Fairphone, the company responsible for building modular, user-repairable smartphones with an eye on ethical production and consumption, has announced it is retiring support for its first phone.
The original Fairphone was launched in 2013, and the firm followed up with a second-generation device in late 2015. While it was the company’s objective to sell and support its products for as long as possible, it has encountered difficulties sourcing the same parts over the years.
A dwindling supply of batteries was one of the primary concerns, according to Fairphone CEO Bas Van Abel, who related the news in a post on the company’s blog.

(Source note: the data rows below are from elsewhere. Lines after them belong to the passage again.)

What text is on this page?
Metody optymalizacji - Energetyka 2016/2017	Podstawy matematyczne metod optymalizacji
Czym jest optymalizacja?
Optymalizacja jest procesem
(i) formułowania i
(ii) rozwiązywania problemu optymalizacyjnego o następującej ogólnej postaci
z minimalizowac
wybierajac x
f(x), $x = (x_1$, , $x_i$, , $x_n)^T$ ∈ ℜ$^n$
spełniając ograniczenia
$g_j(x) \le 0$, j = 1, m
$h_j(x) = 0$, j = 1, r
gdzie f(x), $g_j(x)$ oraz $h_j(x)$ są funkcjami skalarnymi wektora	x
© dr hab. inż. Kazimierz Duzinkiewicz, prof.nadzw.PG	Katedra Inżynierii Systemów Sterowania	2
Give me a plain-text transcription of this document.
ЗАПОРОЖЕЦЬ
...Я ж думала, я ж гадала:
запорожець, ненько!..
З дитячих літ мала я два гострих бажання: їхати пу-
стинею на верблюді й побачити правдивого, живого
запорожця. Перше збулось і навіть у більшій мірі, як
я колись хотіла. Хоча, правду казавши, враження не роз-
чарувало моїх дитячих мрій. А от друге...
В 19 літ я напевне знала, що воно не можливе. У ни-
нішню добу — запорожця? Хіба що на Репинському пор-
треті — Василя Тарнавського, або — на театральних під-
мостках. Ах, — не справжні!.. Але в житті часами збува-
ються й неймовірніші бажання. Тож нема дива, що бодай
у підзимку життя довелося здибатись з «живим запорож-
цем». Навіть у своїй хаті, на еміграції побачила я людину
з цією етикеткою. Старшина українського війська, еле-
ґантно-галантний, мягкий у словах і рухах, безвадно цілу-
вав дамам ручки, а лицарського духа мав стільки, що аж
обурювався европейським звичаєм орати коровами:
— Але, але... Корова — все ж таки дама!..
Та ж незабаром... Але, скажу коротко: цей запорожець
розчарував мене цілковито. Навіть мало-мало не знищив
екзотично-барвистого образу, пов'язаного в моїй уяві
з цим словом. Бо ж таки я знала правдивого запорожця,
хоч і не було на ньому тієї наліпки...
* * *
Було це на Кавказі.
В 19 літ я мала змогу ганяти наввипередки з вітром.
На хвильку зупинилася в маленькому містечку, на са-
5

“We’ve worked continuously to find new suppliers and convince them to keep making the parts,” Van Abel said. “For example, we’ve worked with two different manufacturers to try to keep batteries in stock. However, after exploring every option within our financial means, the minimum orders required to produce new batches of spare parts is beyond what we can afford.”
Ordinarily, suppliers and hardware manufacturers can discontinue components on almost a yearly basis. The pace of advance in the mobile industry is so quick that there’s little risk in ceasing production of last year’s silicon when next year’s phones are on the horizon.

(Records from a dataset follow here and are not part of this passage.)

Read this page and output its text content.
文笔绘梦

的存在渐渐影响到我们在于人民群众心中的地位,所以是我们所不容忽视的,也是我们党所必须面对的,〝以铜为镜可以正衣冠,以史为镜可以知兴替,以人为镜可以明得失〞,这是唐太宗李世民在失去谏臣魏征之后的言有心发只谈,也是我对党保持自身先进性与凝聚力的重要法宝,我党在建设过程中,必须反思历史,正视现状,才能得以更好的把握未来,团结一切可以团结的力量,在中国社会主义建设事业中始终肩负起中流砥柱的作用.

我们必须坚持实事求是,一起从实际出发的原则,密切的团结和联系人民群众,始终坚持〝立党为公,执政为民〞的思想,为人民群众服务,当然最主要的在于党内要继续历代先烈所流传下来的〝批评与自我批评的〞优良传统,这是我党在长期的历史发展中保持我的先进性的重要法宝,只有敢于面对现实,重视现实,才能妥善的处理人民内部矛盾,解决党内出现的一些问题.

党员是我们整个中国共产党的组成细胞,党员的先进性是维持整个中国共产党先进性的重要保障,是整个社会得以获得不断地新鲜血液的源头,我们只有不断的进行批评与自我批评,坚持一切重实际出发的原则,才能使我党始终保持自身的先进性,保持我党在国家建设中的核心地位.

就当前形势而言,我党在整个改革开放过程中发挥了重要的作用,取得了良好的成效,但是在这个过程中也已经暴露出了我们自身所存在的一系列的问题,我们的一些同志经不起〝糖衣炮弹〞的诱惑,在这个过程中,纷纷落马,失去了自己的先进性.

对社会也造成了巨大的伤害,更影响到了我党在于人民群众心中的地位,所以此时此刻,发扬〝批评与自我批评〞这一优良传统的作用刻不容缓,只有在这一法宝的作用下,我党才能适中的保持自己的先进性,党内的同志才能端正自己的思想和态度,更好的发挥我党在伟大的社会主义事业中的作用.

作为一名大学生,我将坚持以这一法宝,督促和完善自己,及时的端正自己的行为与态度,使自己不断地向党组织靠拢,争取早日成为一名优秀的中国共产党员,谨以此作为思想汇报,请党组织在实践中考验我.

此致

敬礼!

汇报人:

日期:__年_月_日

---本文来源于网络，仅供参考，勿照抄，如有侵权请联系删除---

Unfortunately for Fairphone, that cycle appears to have made it incredibly difficult to keep a reserve of parts accessible to customers. The company founded to counteract the waste and disposability of modern technology has become a victim of those very circumstances.

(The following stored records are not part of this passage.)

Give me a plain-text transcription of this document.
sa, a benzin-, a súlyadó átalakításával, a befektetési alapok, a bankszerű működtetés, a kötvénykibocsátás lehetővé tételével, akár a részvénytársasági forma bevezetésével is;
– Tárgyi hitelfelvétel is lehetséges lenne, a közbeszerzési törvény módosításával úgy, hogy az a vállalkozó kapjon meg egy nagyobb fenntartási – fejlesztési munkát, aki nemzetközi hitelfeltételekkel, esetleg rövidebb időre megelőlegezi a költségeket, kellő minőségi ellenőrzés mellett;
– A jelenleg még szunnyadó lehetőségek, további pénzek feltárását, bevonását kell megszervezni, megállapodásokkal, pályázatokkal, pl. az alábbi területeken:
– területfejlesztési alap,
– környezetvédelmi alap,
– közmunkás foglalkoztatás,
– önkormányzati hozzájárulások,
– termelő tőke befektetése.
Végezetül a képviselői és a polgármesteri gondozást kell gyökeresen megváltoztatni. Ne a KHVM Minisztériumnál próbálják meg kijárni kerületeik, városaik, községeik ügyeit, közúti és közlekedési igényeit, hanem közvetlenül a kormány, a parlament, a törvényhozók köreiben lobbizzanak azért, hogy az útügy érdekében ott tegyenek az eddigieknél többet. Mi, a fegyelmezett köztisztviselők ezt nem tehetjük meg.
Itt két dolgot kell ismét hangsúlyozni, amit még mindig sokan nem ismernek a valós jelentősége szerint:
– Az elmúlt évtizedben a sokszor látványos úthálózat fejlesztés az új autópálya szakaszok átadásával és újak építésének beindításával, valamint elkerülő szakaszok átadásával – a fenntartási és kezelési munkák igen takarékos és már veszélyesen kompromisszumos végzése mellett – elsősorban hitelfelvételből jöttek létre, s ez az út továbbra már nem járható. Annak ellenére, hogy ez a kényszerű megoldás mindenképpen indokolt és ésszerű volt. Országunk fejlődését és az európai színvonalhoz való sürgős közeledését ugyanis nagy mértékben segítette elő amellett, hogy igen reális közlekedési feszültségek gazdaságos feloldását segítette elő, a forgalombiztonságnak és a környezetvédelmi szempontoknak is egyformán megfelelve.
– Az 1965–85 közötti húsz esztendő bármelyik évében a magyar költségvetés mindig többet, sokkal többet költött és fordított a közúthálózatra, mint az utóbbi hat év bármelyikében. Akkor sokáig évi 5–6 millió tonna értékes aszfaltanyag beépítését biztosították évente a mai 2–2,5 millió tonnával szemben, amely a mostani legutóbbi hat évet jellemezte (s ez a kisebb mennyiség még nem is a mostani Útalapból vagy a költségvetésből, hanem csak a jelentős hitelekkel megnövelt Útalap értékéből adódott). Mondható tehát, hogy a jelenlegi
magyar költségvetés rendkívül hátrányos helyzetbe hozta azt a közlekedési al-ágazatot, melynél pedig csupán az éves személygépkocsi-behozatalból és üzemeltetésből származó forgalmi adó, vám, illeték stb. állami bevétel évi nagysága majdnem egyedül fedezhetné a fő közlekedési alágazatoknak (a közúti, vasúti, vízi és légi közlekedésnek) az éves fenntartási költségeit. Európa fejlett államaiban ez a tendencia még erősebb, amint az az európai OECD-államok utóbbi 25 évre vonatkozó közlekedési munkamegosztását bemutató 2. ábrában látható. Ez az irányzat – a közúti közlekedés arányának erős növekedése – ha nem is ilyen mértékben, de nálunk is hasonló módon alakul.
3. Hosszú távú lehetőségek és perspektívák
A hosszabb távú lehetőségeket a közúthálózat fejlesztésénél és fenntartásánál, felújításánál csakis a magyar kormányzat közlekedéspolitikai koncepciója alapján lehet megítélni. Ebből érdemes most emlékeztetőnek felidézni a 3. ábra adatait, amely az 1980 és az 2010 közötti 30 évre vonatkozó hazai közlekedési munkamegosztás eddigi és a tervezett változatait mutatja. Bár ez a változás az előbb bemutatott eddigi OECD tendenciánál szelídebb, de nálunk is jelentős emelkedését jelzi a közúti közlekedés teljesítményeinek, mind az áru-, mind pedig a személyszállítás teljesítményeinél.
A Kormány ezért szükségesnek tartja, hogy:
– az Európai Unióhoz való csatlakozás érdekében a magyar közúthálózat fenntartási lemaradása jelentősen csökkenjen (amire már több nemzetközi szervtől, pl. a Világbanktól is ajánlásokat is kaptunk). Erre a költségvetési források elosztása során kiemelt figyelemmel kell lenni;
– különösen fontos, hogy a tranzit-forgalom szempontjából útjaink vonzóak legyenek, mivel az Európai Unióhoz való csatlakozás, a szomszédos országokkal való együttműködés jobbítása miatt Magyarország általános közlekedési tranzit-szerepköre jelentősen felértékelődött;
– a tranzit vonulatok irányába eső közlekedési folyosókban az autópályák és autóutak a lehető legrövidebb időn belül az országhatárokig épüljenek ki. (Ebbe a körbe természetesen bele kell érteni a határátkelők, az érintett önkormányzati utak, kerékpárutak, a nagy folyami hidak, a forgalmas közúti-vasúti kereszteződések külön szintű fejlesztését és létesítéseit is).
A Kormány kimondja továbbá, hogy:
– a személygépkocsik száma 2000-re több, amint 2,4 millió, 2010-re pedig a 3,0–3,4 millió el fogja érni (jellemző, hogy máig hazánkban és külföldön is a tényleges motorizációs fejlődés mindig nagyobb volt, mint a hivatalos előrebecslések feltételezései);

Disappointing as the situation may be, Van Abel has stressed that Fairphone has taken the lesson in stride. The Fairphone 2 was built in a more versatile fashion, to accommodate new parts once the originals are inevitably discontinued. And the company encourages those who have held onto their first-generation devices to keep them up and running for as long as possible, with the help of maintenance tips it has shared via email.
Earlier in the year, Android version 6.0 Marshmallow was released for the Fairphone 2. The device originally launched with Lollipop, so the update went a long way in ensuring the second-gen model will last an extra few years. At Mobile World Congress in February, Fairphone announced it had sold 70,000 spare parts to date, and that customers had a 95-percent success rate performing DIY fixes.